Facing up against Ice has equally become a Democratic and leftwing rallying cry and all over the US, opposition to the raids have grown from the grassroots. Some polls show the deportations have become a toxic circus for Trump and the Republican party. Rival politicians have also seized the moment to showcase their resistance: the California senator Alex Padilla was arrested and cuffed while trying to question the DHS secretary, Kristi Noem, at a news conference. In another dystopian scene at an immigration court, the New York City comptroller and mayoral candidate, Brad Lander, was brazenly arrested by masked agents who hauled him away.
'I don't know of any publicly available information on who exactly these masked men are,' said Heidi Beirich, co-founder of the Global Project Against Hate and Extremism, who teaches a course at the University of Southern California on policing.
'We know that agents from the IRS and other executive departments have been reassigned to this work, but it is all a bit mysterious.'
Beirich continued: 'The fact that they won't identify themselves in many cases that have been reported on makes this all the more ominous. It's part of Trump's authoritarian playbook to have people arrested by agents who don't give their names or their agencies and just swoop people off the street into unmarked vehicles.'
Dictatorships around the world and countries with major corruption problems often have masked police who protect their identities from the public purview. For example, in Vladimir Putin's Russia, a country and leader admired by Trump, masked police are a regular fixture. Now, Ice have adopted the tactic on the streets of the US.
DHS propaganda has also become weaponized as a tool of the administration, breeding fear and promoting ratlines. In a reference to second world war posters asking citizens to keep watch for, what was at the time, a real threat of enemy spies in the country, DHS posted a similar image on X.
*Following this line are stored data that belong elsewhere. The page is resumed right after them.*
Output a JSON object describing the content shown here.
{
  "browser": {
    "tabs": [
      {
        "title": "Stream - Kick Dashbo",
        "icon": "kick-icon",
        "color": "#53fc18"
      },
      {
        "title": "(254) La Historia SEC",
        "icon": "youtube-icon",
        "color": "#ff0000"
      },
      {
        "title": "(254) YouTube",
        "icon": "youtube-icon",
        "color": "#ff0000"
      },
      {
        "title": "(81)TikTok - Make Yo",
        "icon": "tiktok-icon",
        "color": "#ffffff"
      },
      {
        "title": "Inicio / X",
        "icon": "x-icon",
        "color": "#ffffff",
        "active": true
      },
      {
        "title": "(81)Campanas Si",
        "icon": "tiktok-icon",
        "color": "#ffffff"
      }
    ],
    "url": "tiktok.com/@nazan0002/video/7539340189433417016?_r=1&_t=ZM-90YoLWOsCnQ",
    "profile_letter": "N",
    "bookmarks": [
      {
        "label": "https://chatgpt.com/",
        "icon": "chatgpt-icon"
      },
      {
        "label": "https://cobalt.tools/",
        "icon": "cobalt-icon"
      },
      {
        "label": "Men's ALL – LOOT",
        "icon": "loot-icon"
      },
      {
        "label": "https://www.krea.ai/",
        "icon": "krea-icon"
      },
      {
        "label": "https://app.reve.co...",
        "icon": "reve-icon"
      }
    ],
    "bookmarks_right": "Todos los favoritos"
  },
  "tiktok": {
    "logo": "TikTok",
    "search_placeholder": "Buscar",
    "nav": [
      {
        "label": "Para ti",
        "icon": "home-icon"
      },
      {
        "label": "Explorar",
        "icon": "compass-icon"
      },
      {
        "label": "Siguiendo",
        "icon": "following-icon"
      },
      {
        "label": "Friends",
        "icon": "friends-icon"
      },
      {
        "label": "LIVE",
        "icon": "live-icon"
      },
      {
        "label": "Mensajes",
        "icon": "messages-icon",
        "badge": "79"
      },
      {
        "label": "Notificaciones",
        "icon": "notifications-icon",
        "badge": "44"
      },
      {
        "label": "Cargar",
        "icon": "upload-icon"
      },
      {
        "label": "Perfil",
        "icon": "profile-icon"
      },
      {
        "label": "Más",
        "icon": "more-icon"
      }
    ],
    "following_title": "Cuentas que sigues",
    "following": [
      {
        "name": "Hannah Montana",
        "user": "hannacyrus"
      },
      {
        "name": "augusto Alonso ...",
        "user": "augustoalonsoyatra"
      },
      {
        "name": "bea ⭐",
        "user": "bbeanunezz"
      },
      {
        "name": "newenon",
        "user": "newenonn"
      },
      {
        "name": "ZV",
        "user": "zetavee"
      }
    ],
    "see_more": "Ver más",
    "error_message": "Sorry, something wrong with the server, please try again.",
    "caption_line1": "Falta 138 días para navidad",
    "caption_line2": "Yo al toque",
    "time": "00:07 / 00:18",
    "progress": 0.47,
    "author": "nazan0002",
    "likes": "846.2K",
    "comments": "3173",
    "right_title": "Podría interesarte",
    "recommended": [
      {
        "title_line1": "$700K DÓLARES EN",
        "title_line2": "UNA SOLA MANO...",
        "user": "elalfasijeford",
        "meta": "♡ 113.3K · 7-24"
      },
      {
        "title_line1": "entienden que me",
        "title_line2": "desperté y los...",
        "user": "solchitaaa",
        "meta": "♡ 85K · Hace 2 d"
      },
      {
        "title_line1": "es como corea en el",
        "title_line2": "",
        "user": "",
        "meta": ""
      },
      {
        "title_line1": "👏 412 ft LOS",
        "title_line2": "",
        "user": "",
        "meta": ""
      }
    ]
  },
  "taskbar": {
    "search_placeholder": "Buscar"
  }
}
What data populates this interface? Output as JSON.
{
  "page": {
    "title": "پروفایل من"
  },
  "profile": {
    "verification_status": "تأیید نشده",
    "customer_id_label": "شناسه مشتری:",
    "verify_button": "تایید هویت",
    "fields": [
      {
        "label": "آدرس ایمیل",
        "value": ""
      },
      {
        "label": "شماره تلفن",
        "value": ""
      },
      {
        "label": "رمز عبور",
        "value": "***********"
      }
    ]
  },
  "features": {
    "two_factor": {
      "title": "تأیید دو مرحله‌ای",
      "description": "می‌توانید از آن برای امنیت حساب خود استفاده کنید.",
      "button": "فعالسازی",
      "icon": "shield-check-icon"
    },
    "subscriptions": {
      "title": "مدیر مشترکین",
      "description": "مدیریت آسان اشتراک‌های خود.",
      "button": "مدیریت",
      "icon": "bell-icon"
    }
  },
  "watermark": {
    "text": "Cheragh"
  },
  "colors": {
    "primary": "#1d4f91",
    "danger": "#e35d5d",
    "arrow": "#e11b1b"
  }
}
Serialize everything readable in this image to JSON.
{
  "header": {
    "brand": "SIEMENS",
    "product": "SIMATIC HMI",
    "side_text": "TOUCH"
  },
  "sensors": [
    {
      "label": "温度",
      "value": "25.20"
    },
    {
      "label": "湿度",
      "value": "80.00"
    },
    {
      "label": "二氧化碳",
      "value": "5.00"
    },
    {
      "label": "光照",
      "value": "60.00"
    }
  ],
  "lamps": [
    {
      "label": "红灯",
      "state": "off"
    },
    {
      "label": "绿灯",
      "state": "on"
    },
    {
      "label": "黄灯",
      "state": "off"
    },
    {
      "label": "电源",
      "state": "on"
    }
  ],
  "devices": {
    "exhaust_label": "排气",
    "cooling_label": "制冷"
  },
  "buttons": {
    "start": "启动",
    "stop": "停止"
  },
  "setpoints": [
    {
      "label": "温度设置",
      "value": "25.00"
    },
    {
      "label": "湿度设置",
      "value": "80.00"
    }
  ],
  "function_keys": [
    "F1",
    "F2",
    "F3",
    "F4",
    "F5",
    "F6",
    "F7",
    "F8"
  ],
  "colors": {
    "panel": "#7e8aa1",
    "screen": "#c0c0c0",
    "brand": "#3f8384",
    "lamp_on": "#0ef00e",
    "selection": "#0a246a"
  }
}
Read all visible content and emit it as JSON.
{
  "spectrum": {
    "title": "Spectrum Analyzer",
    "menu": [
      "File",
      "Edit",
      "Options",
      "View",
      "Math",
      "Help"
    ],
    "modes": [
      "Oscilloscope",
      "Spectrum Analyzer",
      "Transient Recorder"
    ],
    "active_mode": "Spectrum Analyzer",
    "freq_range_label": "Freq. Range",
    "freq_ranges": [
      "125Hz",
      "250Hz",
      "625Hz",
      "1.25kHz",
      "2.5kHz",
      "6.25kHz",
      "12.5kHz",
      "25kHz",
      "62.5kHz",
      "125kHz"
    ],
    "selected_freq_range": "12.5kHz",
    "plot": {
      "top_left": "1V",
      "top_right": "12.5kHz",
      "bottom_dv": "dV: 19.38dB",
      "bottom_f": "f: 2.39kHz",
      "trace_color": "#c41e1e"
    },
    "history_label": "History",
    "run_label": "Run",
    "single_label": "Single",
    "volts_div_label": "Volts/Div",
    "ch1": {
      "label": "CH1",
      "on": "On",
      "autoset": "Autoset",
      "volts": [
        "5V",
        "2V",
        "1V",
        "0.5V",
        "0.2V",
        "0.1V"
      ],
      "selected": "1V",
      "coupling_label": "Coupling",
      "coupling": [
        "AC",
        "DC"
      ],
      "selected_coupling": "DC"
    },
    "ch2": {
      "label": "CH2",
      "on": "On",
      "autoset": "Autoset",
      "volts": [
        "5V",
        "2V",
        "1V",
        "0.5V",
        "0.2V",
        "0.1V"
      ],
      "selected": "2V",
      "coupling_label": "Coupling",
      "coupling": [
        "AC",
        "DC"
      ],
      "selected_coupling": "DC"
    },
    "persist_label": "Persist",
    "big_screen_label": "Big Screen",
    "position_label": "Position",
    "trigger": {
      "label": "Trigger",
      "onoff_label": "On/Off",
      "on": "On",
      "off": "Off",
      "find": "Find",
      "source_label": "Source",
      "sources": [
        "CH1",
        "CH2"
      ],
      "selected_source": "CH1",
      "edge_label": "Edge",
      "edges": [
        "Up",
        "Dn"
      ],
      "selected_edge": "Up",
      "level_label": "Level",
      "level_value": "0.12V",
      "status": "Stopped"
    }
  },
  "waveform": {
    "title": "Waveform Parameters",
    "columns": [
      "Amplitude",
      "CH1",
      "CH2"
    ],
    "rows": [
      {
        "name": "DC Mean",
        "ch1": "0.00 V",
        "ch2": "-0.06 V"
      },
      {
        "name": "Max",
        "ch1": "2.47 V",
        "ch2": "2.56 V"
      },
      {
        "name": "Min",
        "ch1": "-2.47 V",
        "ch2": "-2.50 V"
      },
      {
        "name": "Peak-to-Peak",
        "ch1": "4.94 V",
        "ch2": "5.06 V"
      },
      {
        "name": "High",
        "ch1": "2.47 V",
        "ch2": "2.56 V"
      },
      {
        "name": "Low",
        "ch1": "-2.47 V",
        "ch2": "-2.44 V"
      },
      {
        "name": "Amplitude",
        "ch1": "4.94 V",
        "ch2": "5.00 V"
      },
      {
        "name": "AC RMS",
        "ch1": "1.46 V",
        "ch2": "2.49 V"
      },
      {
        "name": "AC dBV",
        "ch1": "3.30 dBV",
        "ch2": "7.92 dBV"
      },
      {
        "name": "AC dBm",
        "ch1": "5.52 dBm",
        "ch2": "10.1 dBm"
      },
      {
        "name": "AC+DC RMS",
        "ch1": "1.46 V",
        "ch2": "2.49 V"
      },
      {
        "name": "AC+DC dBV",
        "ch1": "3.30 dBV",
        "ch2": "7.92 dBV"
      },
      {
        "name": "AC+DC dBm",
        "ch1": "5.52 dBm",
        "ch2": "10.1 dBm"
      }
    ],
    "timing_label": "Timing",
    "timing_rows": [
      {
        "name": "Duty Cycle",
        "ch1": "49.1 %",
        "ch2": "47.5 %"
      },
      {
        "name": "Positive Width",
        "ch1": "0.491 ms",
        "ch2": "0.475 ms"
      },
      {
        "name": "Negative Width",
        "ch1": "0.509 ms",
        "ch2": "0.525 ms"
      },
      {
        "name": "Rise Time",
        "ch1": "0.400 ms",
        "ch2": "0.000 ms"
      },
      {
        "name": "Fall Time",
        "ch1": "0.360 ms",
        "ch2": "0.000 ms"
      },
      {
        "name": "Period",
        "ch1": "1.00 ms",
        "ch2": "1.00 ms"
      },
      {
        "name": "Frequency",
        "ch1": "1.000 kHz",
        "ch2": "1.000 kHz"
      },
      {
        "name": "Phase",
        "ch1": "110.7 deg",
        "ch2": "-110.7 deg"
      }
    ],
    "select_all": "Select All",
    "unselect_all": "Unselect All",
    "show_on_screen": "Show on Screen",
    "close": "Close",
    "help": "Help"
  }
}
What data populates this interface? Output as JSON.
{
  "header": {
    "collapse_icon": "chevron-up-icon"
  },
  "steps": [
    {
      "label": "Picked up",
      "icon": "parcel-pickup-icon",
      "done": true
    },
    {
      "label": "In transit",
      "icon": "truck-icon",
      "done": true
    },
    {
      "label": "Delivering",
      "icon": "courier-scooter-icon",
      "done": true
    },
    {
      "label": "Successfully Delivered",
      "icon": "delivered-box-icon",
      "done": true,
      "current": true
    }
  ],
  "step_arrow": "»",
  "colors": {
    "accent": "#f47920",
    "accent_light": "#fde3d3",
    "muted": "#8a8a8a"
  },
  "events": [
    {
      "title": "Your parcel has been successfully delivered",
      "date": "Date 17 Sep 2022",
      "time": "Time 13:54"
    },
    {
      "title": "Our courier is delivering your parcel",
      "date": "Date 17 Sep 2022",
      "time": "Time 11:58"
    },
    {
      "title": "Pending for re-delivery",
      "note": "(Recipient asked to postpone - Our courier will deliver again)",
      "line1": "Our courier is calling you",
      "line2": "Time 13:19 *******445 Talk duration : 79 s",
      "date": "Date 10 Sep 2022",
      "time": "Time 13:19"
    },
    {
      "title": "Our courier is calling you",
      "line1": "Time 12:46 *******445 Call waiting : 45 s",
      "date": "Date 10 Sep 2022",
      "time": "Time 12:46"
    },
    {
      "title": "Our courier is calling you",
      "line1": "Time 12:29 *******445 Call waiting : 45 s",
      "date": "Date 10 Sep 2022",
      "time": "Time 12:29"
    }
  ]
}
'Help your country locate and arrest illegal aliens,' the agency posted, with a caricature of Uncle Sam and a DHS number to call in sightings.
Beirich says the blurred lines between what is either a federal law enforcement agency or Trump's own private armed force, is now tough to discern for some.
'Clearly, Ice and DHS have become much more ominous and clouded in mystery, and clearly weapons for the Trump regime to violate rights and literally disappear people,' she said.